Davey the Fat Boy wrote:
True enough...but Bowie expanded it beyond the harmonic palate AND lyrical abstraction to add visual and theatrical elements. At the very least, he drastically upped the “tah-dah!!” factor from where all of those guys were.
What year did "MacArthur Park" come out?
Seriously, though - if we're discussing his music ('LOM', specifically...but, I dunno, 'Space Oddity' seems no less relevant as shorthand for 'emotionally resonant AND expansive'), I don't personally find the more striking, ambitious or advanced elements any more jarring or contrived than things that had existed in other people's works (I mean, you start comparing someone like Laura Nyro to Willie Dixon or Merle Haggard, and
anyone could claim any number of things about comparative fussiness and perceived 'vanity of intent').
I dunno...Brel, Brecht, Rodgers and Hammerstein, etc. - and I'm only omitting jazz and classical as a means of "going reasonably concise" with my end of this conversation - all producing fanciful work that people would choose to cover in any number of idioms or emulate/incorporate in some way. I suppose the "grandness" or "showiness" of things is not a sword on which I necessarily want to see Bowie impaled to any greater extent than he legitimately deserves. I mean, I get what nathan meant all those years back when he said that Side One of
Diamond Dogs reminded him of
Rocky Horror Picture Show, but I think there's a hell of a lot more to Bowie's music than that - specifically an elemental and emotional core that is mostly all we're left with nearly half a century on from the age of him, Alice Cooper, the Pink Floyd, the Move, the Velvet Underground, the Doors, etc.
all seeking to expand the format of live music in one way or another. I look at prime Bowie the same way I look at every song I've ever loved or admired - just the work of another person chasing a meaningful or resonant organic idea with a butterfly net and hoping to document it.

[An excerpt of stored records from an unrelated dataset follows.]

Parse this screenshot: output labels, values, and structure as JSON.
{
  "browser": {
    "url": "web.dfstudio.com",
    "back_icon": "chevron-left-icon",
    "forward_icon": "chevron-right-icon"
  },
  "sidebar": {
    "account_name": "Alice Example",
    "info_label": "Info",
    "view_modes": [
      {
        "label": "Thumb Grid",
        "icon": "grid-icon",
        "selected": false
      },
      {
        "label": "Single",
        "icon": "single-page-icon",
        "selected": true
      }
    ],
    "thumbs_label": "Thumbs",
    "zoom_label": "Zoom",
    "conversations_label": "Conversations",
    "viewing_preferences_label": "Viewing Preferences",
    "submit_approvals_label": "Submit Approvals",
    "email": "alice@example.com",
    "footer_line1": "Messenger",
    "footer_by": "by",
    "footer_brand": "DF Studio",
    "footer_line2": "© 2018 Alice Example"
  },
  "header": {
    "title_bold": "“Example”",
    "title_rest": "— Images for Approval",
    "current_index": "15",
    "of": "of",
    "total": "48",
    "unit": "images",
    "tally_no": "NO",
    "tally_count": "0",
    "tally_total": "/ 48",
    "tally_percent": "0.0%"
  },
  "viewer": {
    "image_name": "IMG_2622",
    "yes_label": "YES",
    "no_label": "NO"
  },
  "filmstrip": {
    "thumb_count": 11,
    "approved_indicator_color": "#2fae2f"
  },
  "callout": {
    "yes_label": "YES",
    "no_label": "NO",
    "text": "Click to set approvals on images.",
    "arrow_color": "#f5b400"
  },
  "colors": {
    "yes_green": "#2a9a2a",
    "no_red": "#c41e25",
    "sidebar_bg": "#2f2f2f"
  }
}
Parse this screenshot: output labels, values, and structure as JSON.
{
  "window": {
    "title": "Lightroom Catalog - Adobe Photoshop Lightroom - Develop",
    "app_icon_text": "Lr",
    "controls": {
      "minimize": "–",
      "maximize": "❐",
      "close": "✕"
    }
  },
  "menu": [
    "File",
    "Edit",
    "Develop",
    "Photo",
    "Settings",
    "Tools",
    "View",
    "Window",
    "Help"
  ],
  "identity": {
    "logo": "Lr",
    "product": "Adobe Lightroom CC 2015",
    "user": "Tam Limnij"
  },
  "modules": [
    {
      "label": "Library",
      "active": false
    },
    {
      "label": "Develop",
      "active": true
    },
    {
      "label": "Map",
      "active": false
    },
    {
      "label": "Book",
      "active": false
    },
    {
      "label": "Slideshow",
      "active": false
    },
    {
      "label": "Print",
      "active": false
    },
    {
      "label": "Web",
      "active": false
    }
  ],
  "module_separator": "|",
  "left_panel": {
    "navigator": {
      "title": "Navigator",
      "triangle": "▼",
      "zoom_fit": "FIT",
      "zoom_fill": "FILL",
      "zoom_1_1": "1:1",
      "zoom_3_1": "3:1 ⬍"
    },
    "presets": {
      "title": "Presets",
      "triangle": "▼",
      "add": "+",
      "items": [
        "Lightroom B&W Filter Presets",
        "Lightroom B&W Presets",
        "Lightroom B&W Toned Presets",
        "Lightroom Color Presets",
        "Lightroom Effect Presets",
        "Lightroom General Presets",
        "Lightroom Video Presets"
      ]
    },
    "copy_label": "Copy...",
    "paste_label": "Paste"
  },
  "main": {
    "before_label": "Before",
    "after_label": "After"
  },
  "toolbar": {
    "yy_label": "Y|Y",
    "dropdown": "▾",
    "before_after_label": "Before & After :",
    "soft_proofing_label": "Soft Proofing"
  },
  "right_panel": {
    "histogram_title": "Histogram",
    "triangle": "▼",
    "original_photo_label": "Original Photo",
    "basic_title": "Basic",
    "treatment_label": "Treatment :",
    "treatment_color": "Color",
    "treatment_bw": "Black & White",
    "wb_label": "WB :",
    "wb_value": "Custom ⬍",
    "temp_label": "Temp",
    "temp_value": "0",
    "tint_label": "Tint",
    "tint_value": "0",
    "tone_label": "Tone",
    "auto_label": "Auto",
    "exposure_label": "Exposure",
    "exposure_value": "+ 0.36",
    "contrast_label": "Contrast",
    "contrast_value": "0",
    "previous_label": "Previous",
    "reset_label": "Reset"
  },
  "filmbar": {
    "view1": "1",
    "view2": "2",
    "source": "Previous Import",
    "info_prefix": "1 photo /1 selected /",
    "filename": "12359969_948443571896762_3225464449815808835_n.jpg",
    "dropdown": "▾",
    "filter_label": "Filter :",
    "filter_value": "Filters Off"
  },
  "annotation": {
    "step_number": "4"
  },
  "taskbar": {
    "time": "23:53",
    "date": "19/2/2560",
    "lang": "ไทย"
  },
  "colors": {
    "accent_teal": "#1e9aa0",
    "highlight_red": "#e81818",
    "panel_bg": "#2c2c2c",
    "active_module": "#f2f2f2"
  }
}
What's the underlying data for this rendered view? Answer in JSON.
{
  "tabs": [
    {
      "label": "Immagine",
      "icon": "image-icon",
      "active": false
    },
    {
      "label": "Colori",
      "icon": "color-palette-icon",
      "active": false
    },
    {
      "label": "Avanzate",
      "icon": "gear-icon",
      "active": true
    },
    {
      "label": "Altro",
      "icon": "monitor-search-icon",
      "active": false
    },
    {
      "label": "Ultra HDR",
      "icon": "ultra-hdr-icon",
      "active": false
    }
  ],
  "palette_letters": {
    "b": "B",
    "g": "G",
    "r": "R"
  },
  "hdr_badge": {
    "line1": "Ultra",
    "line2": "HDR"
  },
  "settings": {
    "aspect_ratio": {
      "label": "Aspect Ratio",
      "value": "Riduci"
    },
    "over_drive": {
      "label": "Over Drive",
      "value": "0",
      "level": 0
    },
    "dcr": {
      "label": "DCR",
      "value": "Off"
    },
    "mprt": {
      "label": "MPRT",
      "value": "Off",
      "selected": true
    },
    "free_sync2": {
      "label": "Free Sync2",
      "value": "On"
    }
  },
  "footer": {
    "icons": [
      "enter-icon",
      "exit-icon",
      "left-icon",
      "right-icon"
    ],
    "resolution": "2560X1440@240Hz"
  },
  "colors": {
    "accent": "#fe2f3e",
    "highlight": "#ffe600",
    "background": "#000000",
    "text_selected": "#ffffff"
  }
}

And occasionally hitting the mark with exceptional impact.
Naturally, I take your meaning re: things like the 12 bar format or a three note melody over three chords being a hell of a challenging place to create magic. Why, only yesterday, I was marveling at the Doors' performance/arrangement of "Back Door Man" on the first record and thinking "at least 99 out of 100 performers would struggle to ignite the compelling essence of this particular song in any useful way". We say similar things about AC/DC. As a writer, I look for my own reflection in that type of trad. arr. simplicity and I mostly struggle to see it. I don't think that necessarily speaks to the inherent greatness or superiority of a lower chord number (and I count myself as a Neil obsessive/disciple who ultimately finds 'Helpless' pretty disposable) - but, yes, I'm always secretly proud if I'm able to make the lightning strike with an unusually small number of tools/ingredients.
It's an analysis that can get needlessly circular - why do I see multitudes within one pathologically basic thing and not another? Why does one seemingly complex thing look like God's own handwriting and why does another look like a clumsy kid wearing a "genius costume" (I'm no massive Costello fan as it happens)? I don't want to say it's a total red herring - but I would certainly say that the (in no way unanimously perceived) failings and successes of these two songs may reside in any number of places no matter how much we're drawn to identify the (obviously, far more quantifiable) HOW rather than the WHY.